Here are the rules: all hands. Mano a mano, fist versus fist. Some may also kick or elbow—if you’re only using the abilities of your own bodies, I’ll allow it. No weapons allowed, however—leave the AR-15 and the throwing stars at home, Pierce-Arrow bros. Now which defunct automaker’s owners would win?
Automotive history is full of also-rans, has-beens, re-brands and mergers, with the chopped-off nubs and stumps of various corporate family trees each having their own unique sets of fans. Let’s start a fight.
For this pointless exercise in e-machismo and gross stereotyping, let’s limit this big fight to any nameplate that is no longer sold worldwide. Willys owners can come pretend they’re G.I. Joe behind enemy lines because no one sells a “Willys” anymore. However, the Citröen faithful cannot, as you can still buy a new one in other countries, and we’d really like to leave them unharmed so we can get our hands on their 2017 rally car. (Please?)
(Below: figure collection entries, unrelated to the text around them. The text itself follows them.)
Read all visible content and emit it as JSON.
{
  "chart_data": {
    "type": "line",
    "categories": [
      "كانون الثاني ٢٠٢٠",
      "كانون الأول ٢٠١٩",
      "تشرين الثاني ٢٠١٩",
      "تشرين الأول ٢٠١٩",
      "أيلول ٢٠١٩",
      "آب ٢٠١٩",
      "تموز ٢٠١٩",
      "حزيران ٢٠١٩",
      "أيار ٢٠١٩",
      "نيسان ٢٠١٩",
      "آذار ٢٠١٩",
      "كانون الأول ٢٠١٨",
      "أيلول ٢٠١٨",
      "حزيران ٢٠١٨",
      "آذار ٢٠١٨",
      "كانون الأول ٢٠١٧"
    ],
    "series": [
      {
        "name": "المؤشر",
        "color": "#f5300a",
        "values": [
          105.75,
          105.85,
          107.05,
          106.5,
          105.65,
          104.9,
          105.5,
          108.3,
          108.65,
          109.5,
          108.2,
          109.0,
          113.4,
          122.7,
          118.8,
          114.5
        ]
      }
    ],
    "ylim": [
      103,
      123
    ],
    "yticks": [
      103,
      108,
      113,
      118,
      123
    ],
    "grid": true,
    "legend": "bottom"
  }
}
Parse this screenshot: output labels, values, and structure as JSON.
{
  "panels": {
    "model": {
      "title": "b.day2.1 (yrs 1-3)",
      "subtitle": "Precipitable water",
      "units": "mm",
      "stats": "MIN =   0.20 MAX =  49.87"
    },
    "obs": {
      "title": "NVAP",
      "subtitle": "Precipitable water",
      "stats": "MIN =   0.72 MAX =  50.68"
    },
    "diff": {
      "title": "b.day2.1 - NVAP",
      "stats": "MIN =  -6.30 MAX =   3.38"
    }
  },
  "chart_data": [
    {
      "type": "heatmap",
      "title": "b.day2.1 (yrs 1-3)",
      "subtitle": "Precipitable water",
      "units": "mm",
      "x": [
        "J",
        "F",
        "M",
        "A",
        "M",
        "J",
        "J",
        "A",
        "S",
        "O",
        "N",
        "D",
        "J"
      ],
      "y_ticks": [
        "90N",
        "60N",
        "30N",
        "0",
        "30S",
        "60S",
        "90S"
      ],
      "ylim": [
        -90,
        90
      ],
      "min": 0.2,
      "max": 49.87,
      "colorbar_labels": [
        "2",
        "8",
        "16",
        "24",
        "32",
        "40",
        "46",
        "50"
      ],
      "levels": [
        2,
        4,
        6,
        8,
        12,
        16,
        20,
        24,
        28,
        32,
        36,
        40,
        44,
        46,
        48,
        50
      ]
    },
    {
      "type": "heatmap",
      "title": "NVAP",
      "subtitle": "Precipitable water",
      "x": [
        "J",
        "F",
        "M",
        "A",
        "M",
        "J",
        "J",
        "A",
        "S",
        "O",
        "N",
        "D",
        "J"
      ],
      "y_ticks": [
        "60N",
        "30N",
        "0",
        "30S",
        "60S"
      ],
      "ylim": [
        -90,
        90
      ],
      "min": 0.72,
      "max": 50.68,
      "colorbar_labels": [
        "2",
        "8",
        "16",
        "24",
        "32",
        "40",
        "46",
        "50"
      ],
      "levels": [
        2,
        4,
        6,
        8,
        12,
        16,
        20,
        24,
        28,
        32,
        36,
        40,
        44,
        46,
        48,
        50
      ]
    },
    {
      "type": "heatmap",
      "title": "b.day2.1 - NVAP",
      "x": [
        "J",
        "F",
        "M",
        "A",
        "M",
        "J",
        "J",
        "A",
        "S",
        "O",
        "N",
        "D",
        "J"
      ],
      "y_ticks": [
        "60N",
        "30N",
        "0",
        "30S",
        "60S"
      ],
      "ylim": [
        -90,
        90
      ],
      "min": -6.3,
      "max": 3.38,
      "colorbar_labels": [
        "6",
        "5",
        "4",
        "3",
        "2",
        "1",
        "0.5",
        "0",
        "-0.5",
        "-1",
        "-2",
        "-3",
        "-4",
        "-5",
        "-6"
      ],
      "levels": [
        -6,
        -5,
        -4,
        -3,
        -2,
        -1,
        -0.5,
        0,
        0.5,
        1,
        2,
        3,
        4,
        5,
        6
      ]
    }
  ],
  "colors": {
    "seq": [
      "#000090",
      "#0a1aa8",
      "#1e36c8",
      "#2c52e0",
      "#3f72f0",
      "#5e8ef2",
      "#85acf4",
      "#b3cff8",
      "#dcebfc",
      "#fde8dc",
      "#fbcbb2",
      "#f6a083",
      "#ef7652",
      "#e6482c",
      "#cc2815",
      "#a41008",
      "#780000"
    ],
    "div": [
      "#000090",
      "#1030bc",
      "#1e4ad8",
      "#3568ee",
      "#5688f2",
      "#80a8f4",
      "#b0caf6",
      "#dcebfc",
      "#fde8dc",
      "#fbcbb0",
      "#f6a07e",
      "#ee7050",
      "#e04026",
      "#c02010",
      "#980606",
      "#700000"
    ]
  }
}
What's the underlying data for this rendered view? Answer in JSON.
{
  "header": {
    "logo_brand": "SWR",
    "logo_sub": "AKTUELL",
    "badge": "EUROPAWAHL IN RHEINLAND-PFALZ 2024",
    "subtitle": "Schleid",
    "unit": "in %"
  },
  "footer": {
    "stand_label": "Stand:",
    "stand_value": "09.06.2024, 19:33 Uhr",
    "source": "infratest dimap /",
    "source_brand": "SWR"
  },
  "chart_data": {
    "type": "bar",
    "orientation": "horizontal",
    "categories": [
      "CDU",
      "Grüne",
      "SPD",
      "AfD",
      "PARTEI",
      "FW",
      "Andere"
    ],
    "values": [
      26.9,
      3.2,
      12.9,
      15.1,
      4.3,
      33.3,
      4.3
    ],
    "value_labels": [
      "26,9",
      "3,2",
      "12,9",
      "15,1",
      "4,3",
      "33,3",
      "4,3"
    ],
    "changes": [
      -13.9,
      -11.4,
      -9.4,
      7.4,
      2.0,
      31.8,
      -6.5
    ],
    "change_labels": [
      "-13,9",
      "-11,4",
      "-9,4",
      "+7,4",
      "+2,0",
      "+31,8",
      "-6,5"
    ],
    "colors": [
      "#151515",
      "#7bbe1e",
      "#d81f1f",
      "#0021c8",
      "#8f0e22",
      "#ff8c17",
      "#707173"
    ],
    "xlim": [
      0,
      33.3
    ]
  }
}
Personally, I think the Pontiac owners would win, and not because they have a black belt in some obscure martial art they studied in a year off-the-grid. (That’s more likely to be a Saab thing.) No, it’s because the people who now gravitate to the marque of my first car tend to be less predictable than most. Do you really think the owner of a 1999 Pontiac Sunfire cares about fighting clean?
Those G.I. Joe fantasies of hopping out of the Willys and saving the world would not be coming true, as these fellows spend more time fixing their antique vehicles than they do studying the finer points of hand-to-hand combat. International owners might come close, but tetanus spasms would take them out of contention soon.
Meanwhile, there’s a reason why our buddies at Hooniverse named the Pontiac Grand Prix GTP the “JuggaLambo.” If you see an Insane Clown Posse running-knife-guy on the back window of a car that smells vaguely of Faygo, cigarette smoke and crushed dreams, chances are, it’s one of General Motors’ less prestigious models.
For ages, Pontiac was billed as the everyman’s performance vehicle, and as they’ve aged, their plastic-cladded later models have fallen into the hands of third-gear-pulling freeway hooligans. “Driving excitement” all too often translated into lukewarm dressed-up versions of the Cavalier. The seasoned classic car collector who spends the bulk of his automotive spare time polishing his classic GTOs (plural) is not who wins this fight.
No, it’s the bulk of crappy Pontiacs whose owners just ain’t care who will win for the Grand Chief’s noble yet dead brand. Thus, Pontiac owners get my vote my vote as the clear winner of this fight because they’re the most likely to be on methamphetamine and resort to biting. Our too-polite Nash-Healey fans will cry foul at the use of teeth, but technically, it’s legal. Dirty, but legal.
What say you? Who do you think would win the Battle of the Dead Brands? And don’t try this at home. We’ve got our eyes on you Th!nk-types. Don’t even think about it.